Per carità, non voglio con ciò assolutamente condannare (e poi chi sono io per farlo?) coloro che non se la sentono di affrontare tutti questi problemi. Io non mi sono mai trovato nella situazione di dover decidere se portare avanti una gravidanza di un feto ammalato o di interromperla e non ho idea di come avrei reagito se mi fosse invece accaduto. Non ho certo la presunzione di affermare che, coerentemente con la mia fede cristiana e dunque la conseguente convinzione antiabortista, certamente sarei stato così coraggioso.
Forse però se qualcuna di queste mamme e di questi papà sapessero che potranno avere un aiuto concreto laddove decidessero di far nascere i propri bimbi magari qualcun altro deciderebbe di portare avanti la gravidanza e far nascere quel bimbo.
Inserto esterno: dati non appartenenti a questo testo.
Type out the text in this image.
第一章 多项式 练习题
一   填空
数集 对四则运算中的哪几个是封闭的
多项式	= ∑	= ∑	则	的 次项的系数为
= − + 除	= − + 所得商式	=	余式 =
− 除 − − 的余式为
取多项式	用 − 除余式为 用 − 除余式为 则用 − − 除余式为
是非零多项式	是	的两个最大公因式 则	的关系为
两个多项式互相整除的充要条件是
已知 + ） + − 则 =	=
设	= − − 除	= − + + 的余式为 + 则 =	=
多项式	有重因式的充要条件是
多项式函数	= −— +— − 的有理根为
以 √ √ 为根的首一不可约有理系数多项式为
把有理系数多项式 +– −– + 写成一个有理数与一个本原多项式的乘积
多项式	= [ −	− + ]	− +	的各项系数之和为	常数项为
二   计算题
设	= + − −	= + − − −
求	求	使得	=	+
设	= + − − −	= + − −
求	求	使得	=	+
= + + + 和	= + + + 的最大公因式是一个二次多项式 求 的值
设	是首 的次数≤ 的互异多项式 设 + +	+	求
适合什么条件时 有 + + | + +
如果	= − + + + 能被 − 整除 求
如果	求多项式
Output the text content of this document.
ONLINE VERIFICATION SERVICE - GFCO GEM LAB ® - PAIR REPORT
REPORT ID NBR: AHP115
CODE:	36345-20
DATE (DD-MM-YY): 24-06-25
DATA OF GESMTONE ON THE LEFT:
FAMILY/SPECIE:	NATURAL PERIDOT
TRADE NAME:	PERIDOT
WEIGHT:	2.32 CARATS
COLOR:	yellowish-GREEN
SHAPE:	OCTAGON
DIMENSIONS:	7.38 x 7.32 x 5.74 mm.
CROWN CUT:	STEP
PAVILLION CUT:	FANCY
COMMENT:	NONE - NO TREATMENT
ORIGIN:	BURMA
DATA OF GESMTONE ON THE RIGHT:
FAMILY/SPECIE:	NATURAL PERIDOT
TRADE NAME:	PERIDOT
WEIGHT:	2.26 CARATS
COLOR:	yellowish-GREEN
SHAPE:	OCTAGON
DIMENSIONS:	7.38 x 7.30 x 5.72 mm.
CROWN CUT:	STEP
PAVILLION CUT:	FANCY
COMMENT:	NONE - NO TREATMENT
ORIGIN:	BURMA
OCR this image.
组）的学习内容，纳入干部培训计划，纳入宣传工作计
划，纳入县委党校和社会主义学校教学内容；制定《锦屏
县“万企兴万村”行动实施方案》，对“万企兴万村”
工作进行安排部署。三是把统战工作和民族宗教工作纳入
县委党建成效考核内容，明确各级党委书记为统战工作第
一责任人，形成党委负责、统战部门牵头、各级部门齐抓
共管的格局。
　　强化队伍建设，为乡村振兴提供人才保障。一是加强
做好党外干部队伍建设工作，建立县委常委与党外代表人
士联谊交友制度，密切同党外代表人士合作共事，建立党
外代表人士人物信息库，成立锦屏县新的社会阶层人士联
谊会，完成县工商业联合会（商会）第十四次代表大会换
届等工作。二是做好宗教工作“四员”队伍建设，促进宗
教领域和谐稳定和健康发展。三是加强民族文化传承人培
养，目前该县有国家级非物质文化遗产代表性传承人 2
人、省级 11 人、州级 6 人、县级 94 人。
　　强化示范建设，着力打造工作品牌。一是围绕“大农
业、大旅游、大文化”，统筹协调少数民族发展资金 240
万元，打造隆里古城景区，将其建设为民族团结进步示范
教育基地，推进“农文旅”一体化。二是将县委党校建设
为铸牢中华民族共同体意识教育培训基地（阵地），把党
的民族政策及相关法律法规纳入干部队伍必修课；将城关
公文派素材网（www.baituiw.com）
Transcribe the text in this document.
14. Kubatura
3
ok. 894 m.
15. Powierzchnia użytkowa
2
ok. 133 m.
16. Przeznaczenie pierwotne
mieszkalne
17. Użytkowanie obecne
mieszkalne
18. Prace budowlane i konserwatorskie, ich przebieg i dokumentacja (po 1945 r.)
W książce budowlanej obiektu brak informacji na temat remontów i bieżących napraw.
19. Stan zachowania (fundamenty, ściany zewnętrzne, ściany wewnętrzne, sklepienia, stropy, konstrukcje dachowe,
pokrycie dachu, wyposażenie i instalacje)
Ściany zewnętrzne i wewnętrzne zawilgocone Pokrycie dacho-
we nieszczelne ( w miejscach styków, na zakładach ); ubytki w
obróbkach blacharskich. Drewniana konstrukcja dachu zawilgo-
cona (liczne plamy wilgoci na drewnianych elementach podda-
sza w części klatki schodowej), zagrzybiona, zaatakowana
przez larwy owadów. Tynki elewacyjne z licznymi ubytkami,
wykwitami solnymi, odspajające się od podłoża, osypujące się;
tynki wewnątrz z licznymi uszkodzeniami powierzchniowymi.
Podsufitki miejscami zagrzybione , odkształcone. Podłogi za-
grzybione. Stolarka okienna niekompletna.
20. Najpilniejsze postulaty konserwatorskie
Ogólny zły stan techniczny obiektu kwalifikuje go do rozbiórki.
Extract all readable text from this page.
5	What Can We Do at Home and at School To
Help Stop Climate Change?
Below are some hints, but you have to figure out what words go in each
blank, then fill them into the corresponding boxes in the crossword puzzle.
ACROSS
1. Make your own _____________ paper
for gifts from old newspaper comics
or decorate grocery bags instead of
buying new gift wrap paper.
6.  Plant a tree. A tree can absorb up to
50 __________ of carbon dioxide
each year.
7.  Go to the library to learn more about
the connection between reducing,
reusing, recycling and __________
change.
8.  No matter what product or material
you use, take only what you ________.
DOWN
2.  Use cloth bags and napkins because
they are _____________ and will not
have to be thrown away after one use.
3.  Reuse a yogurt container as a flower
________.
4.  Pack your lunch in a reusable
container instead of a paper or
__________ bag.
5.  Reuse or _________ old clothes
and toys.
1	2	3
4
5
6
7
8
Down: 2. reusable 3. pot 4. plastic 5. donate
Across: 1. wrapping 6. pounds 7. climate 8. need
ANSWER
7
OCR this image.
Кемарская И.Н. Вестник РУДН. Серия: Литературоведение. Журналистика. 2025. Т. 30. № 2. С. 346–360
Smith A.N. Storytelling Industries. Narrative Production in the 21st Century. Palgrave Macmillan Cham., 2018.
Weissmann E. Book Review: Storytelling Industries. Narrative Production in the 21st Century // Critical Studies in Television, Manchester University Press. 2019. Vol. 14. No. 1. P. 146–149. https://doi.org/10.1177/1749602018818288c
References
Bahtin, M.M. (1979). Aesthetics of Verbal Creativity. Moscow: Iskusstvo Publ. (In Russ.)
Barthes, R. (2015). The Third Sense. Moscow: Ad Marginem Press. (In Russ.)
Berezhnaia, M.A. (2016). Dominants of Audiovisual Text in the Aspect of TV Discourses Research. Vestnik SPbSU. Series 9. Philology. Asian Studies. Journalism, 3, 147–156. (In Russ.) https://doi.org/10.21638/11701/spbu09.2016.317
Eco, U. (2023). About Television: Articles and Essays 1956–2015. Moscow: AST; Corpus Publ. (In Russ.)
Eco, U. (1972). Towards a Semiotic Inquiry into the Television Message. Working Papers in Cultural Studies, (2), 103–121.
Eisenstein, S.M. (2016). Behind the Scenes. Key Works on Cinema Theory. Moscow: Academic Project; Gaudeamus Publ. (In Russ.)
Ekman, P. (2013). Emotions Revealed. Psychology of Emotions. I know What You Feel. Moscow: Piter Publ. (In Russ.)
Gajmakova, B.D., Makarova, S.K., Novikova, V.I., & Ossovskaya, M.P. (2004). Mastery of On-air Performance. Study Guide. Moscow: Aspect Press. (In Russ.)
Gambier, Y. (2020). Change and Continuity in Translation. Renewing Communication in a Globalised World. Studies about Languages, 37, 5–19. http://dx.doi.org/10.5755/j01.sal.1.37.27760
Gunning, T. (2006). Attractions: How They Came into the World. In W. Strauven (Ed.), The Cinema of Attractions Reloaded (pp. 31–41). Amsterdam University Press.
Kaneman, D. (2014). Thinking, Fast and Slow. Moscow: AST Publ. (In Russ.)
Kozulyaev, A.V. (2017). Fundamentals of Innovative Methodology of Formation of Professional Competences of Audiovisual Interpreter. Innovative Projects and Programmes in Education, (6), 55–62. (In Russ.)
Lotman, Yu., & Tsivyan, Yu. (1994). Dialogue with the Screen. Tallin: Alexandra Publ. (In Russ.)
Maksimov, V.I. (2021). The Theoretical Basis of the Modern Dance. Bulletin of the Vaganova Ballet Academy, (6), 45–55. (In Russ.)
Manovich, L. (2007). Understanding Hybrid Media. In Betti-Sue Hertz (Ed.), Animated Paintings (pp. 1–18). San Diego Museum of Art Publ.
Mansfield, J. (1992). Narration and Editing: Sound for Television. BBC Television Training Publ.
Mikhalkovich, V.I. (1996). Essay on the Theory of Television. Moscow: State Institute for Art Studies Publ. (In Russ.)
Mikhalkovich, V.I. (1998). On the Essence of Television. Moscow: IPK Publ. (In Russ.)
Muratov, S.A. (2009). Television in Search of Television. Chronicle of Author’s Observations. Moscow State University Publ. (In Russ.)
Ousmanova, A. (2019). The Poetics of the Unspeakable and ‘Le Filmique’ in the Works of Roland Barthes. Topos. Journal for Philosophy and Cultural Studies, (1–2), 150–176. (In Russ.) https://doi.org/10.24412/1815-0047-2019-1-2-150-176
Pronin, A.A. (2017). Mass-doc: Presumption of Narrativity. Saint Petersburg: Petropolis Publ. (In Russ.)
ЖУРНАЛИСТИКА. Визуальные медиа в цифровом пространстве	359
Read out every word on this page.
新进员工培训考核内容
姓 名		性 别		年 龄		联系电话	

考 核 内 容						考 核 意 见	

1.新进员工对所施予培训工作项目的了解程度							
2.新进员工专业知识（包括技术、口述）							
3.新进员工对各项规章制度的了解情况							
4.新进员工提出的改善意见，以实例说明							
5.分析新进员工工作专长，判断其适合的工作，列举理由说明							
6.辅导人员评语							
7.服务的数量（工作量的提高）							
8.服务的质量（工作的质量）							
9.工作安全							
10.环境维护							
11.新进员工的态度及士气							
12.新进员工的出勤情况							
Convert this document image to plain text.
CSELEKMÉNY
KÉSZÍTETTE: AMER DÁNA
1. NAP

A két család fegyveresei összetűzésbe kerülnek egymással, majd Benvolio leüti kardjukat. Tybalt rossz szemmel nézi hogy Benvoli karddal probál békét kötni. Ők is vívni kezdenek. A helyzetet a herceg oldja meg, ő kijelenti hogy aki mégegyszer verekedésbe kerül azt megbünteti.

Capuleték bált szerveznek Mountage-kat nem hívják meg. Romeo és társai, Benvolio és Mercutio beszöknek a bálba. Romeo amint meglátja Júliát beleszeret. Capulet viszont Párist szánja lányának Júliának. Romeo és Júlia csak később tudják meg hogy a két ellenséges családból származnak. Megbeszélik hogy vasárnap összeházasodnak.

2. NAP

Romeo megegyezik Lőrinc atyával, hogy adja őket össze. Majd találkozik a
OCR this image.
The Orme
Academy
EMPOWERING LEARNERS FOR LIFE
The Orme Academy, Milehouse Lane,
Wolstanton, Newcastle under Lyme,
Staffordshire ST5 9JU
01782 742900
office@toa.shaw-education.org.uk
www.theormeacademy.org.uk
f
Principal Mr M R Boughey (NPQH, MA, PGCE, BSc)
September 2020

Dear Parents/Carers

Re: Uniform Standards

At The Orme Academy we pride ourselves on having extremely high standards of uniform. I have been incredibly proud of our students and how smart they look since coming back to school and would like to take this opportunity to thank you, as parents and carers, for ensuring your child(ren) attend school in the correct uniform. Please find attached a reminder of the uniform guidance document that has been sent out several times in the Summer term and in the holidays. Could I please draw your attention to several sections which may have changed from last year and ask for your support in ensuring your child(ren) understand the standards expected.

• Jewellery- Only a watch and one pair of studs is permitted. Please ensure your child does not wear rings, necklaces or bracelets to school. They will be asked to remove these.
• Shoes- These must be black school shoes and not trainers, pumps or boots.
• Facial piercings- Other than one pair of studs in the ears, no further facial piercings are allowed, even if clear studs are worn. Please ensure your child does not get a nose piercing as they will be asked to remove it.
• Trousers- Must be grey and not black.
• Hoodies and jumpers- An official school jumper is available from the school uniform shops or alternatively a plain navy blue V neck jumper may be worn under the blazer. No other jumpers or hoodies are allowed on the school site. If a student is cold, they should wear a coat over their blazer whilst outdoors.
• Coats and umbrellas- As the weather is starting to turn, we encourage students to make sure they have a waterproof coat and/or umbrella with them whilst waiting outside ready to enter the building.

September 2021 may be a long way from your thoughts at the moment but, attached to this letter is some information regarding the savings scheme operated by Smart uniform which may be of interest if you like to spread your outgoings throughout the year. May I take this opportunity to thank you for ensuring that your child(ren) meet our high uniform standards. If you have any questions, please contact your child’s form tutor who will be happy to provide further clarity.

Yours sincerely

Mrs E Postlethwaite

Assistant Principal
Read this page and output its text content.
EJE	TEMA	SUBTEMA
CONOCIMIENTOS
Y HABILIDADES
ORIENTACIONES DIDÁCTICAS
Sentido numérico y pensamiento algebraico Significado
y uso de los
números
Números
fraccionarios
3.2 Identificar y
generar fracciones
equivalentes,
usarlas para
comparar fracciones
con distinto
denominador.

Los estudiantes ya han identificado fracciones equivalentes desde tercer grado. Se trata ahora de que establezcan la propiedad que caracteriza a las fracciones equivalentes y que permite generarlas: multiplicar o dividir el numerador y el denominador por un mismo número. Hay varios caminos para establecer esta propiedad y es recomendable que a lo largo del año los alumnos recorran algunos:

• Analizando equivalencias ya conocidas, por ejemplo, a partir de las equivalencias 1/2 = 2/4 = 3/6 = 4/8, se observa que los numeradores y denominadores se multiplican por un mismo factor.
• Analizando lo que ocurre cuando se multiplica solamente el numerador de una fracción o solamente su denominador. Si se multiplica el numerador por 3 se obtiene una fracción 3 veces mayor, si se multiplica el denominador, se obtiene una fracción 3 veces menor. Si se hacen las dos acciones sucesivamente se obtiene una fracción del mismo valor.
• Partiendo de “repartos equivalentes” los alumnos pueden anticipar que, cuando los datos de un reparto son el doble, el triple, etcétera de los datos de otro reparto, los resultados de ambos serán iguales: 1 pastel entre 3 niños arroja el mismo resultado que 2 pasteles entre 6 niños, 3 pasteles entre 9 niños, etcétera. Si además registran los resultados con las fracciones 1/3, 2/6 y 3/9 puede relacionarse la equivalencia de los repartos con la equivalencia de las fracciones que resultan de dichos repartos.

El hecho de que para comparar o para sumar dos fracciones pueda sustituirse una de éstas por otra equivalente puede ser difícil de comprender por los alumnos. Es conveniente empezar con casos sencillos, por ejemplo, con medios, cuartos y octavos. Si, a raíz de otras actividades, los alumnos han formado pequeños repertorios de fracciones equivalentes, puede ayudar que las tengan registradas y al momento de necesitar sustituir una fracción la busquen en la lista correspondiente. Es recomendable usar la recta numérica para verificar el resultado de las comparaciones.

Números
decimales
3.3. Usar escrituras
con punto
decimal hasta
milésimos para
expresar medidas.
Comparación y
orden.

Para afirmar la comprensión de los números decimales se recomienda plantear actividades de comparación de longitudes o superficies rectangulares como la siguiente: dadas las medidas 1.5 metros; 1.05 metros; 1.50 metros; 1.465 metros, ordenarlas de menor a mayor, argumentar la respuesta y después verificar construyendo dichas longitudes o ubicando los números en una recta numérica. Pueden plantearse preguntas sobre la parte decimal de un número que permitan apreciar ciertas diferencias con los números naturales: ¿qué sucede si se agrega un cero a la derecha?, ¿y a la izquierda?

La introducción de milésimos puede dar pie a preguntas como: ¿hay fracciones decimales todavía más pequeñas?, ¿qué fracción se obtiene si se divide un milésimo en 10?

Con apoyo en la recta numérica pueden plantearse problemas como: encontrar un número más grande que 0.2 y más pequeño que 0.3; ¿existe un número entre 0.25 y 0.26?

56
Un bimbo da amare come qualunque altro figlio, anzi, più di qualsiasi altro figlio.
Se vi interessa conoscere la storia di tanti altri genitori eroici potete leggere un paio di libri della Dottoressa Margherita De Bac, una nota giornalista del Corriere della sera che ha raccolto in due volumi alcune di queste storie. I due volumi, editi da Sperling & Kupfer, sono: “Siamo solo noi. Le malattie rare: storie di persone eccezionali” e “Noi, quelli delle malattie rare”.
Quello che manca, nella nostra società, è la capacità di accogliere e amare le persone con dei problemi. Sono certo che se queste persone si sentissero accolte e amate, molte di più sarebbero le storie di eroismo (perchè tale rimarrebbe la scelta di far nascere ed amare un bambino con una malattia genetica o malformativa) che potremmo condividere.
Non so se hai letto “Il Genocidio Censurato” di Antonio Socci.
E’ di qualche anno fa, magari lo trovi pure in offerta.
Grazie per la segnalazione. Cercherò il libro. Anche perchè mi ritrovo sempre molto nelle idee di Socci.